11 Jul Two cases could disrupt FTC’s data security authority
Quote from SC Magazine
It is commonly said that all businesses should expect to be breached at one point or another. And after that, the Federal Trade Commission (FTC) could come knocking.
But hotelier Wyndham Worldwide and medical testing provider LabMD are two companies that are pushing back against separate investigations launched by the consumer protection agency, which asserts that the two companies experienced data breaches that exposed sensitive client information. The results of the cases could decide whether the FTC can continue to punish companies that have been breached.
Mark Eichorn, assistant director of the division of privacy and identity protection at the FTC, told SCMagazine.com that the Wyndham case was filed and briefed in Arizona, and recently changed venues to New Jersey, where there is a pending motion to dismiss filed by Wyndham.

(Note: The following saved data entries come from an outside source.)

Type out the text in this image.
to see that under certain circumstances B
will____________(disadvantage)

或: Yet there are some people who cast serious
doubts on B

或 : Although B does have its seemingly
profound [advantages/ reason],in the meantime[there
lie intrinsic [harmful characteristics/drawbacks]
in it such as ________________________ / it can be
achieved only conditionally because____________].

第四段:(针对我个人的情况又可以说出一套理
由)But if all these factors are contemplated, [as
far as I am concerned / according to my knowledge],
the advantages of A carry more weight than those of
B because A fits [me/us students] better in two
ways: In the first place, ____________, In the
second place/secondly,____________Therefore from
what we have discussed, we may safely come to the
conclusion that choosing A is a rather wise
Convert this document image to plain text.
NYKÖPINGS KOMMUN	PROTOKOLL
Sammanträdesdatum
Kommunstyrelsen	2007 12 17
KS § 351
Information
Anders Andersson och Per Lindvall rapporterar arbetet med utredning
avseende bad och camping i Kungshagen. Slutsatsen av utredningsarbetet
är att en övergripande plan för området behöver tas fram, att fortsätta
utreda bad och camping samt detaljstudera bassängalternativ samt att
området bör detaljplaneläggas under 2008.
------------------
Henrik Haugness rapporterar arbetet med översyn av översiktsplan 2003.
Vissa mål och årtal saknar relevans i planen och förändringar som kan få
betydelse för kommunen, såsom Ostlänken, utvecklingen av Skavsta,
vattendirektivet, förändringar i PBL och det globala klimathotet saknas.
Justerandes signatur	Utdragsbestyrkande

“That motion has been briefed for a while,” Eichorn said, explaining that a ruling expected in mid-June never came to pass, and now it’s just a question of when the court will rule on it. “In Arizona, it was pending for a while and was never ruled on,” he said.
While he could not comment on the LabMD proceedings, since they are not currently available to the public, he did say that a motion to dismiss the complaint was rejected by the FTC – meaning LabMD is required to respond to the FTC’s Civil Investigative Demand (CID).